Нет, не для двух арестантов (не на пустом месте) построена эта лечебница. И не ради оправдания преизбыточного штата охранников (включая густые правительственные верхи). Но в образ прозы, какой являет Лефортово. Огромная (раздутая) грудная клетка страны, ее каркас и корабль (в палубах, мачтах, снастях), она умудряется снаружи сохранять порядочность скромной жилищной (или строительной) конторы, прикрытая панелями следственного отдела, вспомогательными казармами, службами (графологи, фотографы, дешифровщики, эксперты по отпечаткам шрифта на пишущей машинке [буква «е» западает], звукооператоры), гаражами, складами, так что сторонний наблюдатель и стен ее не приметит, не то что засовы, решетки, намордники (не пропускающие ни грана в застроенное окно [видна иногда только полоска неба <если падает снег>, и то с дистанции, встав на цыпочки <к толчку, глазку>]), созданные, как нарочно, чтобы мы оказались в самой глубине разграфленного на бесчисленные каверны ангара, в толщине ячеек, в конечном интерьере, в сечении, в кирпиче, в вобранном и разомкнутом в новом измерении образе пространства, не менее вместительном, однако, чем все потерянные нами, окружавшие, если вспомнить, образы природы и общества. Извне, я уверен, никто не оценит резервы сооружения. Никто не догадается, как велика его, скрытая от зрителя, клеть. Разве такое возможно, вы спросите, чтобы то, что внутри, было неизмеримо обширнее того, что обозреваешь снаружи? В Лефортово я убедился: возможно.

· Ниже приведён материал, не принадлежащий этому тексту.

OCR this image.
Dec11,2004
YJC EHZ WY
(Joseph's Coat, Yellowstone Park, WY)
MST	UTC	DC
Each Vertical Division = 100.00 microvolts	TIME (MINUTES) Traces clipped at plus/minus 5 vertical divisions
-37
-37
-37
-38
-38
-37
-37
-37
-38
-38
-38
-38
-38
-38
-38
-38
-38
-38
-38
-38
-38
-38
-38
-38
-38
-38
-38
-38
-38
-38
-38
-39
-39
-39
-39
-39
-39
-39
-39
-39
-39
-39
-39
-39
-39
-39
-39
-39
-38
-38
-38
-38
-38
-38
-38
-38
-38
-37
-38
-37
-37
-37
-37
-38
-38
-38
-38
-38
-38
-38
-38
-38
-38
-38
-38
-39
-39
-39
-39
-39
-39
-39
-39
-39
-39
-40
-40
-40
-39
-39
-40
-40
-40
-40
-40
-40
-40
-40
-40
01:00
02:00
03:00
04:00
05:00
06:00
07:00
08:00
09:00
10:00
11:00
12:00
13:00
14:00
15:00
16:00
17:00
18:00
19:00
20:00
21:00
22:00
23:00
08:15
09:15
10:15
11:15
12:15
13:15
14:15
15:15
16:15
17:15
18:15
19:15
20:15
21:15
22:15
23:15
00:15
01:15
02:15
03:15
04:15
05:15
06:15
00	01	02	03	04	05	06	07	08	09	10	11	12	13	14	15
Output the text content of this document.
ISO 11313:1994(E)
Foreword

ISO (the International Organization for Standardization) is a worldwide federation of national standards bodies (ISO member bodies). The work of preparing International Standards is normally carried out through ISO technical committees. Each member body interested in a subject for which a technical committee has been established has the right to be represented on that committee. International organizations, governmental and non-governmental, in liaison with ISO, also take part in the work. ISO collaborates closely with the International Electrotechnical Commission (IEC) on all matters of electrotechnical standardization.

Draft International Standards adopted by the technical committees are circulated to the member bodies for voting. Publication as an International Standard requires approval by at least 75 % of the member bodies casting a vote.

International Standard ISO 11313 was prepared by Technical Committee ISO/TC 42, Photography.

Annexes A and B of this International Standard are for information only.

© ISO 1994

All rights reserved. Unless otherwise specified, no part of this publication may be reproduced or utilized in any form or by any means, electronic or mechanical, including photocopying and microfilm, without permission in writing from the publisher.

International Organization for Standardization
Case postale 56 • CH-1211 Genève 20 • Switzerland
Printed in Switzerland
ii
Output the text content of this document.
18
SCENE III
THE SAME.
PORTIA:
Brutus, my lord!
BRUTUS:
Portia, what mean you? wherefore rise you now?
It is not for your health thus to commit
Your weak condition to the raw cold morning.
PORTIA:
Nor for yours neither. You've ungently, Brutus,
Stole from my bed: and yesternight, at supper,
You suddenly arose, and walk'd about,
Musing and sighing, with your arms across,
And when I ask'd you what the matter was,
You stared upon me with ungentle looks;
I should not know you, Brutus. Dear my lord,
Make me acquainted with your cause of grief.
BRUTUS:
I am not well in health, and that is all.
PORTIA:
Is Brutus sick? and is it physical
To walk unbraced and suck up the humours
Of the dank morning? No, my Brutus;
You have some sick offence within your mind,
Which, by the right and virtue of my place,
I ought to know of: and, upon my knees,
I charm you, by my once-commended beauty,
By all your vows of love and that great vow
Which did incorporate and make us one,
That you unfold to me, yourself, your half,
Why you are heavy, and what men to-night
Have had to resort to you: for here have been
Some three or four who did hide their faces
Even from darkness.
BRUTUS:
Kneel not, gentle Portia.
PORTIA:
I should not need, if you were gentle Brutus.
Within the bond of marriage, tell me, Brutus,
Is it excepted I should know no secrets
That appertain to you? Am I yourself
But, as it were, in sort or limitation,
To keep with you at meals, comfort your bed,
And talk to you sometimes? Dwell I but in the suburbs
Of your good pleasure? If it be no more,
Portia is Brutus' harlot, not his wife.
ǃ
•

Обведи вокруг боковым зрением, пока ведут на допрос, и ты увидишь: вокруг сюда не относится, не подходит: она вся внутри: улитка. Вся навыворот, наоборот. Недаром именуется: Внутренняя. Не навыворот: опять неправильно: развитие внутри: в сердцевине: в микроскопическом, клеточном строении материи. Как объяснить? О если бы я был композитором!..
Говорят, отображение жизни. Сомневаюсь. Образ прозы соотносится с Лефортовским замком в виде паутины. Расставить сети. Перекинуть мосты-гамаки. Застроить кое-как и, застройкой, создать пространство на бумаге. Достаточно. Чего еще ждать от прозаика? Он тщится перекрыть действительность путем отступления от нее в сторону… Чего? Неизвестно… Не прямо же, простите за наглость, ее изображать? Упустишь. Не получится. Когда пишешь, то волей-неволей включаешься в иную, пишущуюся уже действительность, идущую параллельно либо под углом, по касательной, от жизненного потока. Не то чтобы обман или выдумка. Храни Бог от эстетизма. Художник не может, не должен быть снобом. Вечный труженик, паук. Просто законы другие. Ты действуешь в ином измерении. И все, что с тобой происходит, и сон, и явь, и борьба не на жизнь, а на смерть, остаются, сколько ни прыгай, на уровне страницы.
Старинный свиток, папирус, вероятно, более отвечал назначению письменной речи, нежели наша бумага, разрезанная не к месту на отрывистые листы. В свитке была непрерывность и протяженность развития, исподволь походившие на течение реки. Но мы не в свитке, увы. Мы – в книге. Пора перелистнуть, разделить…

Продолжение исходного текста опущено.